Firewall

From ActiveWiki
(Redirected from Firewalls)
Jump to navigation Jump to search

A firewall is a software or hardware that restrict access into and out of a network. Most home routers and corporate networks have firewalls installed for added security.

Background

Since firewalls block the vast majority of internet traffic, in the past they have often prevented the Active Worlds browser from being able to contact the Active Worlds server, and thus prevented users who are on firewall networks from accessing Active Worlds at all. This has been a particularly common problem in corporate environments.

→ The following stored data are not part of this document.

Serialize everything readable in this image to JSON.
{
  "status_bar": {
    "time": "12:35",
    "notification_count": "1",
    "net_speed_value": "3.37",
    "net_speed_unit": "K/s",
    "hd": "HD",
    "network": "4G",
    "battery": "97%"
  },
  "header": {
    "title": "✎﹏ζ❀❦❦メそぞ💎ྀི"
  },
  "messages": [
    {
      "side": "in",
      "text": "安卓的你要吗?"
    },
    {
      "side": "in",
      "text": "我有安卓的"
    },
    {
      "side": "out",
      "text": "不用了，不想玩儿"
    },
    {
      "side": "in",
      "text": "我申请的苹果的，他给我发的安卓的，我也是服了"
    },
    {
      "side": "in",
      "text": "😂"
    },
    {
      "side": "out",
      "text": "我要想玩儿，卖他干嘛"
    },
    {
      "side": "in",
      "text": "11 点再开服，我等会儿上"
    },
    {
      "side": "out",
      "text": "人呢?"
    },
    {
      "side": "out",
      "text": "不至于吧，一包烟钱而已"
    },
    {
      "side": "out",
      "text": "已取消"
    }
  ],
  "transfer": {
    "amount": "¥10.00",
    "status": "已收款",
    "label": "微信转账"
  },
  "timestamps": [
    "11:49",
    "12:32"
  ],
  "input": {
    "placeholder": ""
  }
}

Many home and corporate networks also use proxy servers. A proxy server is a computer on a network that all other computers on that network must communicate through in order to access the outside Internet. If a computer on a proxied network attempts to access the Internet directly it will be blocked. By requiring all computers on a network to go through a single server, a proxy server creates a single point of control for Internet traffic on that network and provides additional security as a result. Proxy servers also often provide a service called NAT or "Network Address Translation", which allows multiple computers to share a single Internet connection.

Workarounds

Introduced in version 3.2

The Active Worlds browser can tunnel through a firewall and/or proxy server in order to contact the Active Worlds servers. It does this by using TCP port 443, also known as the SSL port. This is the same mechanism used by web browsers when accessing secure web sites (i.e. URLs beginning with "https://"). Since most people would like to be able to access secure web sites, even people on corporate networks, most firewalls allow applications to send data to the Internet over port 443. The Active Worlds browser takes advantage of this by, in effect, pretending to be a web browser accessing a secure web site, in order to gain access to the outside Internet and make contact with the Active Worlds servers.

Configuration

The first time you launch a new installation of Active Worlds, you will see an "Internet Configuration" dialog box where you can indicate the kind of connection you have to the Internet. There is an "automatic configuration" button, which allows the browser to automatically detect and use several kinds of standard Internet connection types. Consult your system administrator if you are not sure what type of Internet connection you have.

File transfers

The File Transfer function requires unrestricted access on TCP port 3000 by default. When a file transfer is initiated between two users, the receiver's computer opens a TCP connection on port 3000 back to the sender's computer in order to receive the file. If the sender is behind a firewall or proxy server, inbound connections on TCP port 3000 to the sender's computer must be allowed or the transfer will not succeed. Since this is an "inbound" TCP connection, the firewall changes made in Active Worlds version 3.2 won't help.

If necessary, you can change the TCP port used by your browser when sending files to another user (note that you cannot change the port used when other people are sending files to you.) To change the port, add a "port=" entry under the [transfer] section of the aworld.ini file. For example, to change the file transfer TCP port to 877, your world.ini file should contain the following entries:

[transfer] port=877

Be sure to make a backup copy of your aworld.ini file before attempting to make any changes to it, as this file is essential for your Active Worlds browser to work.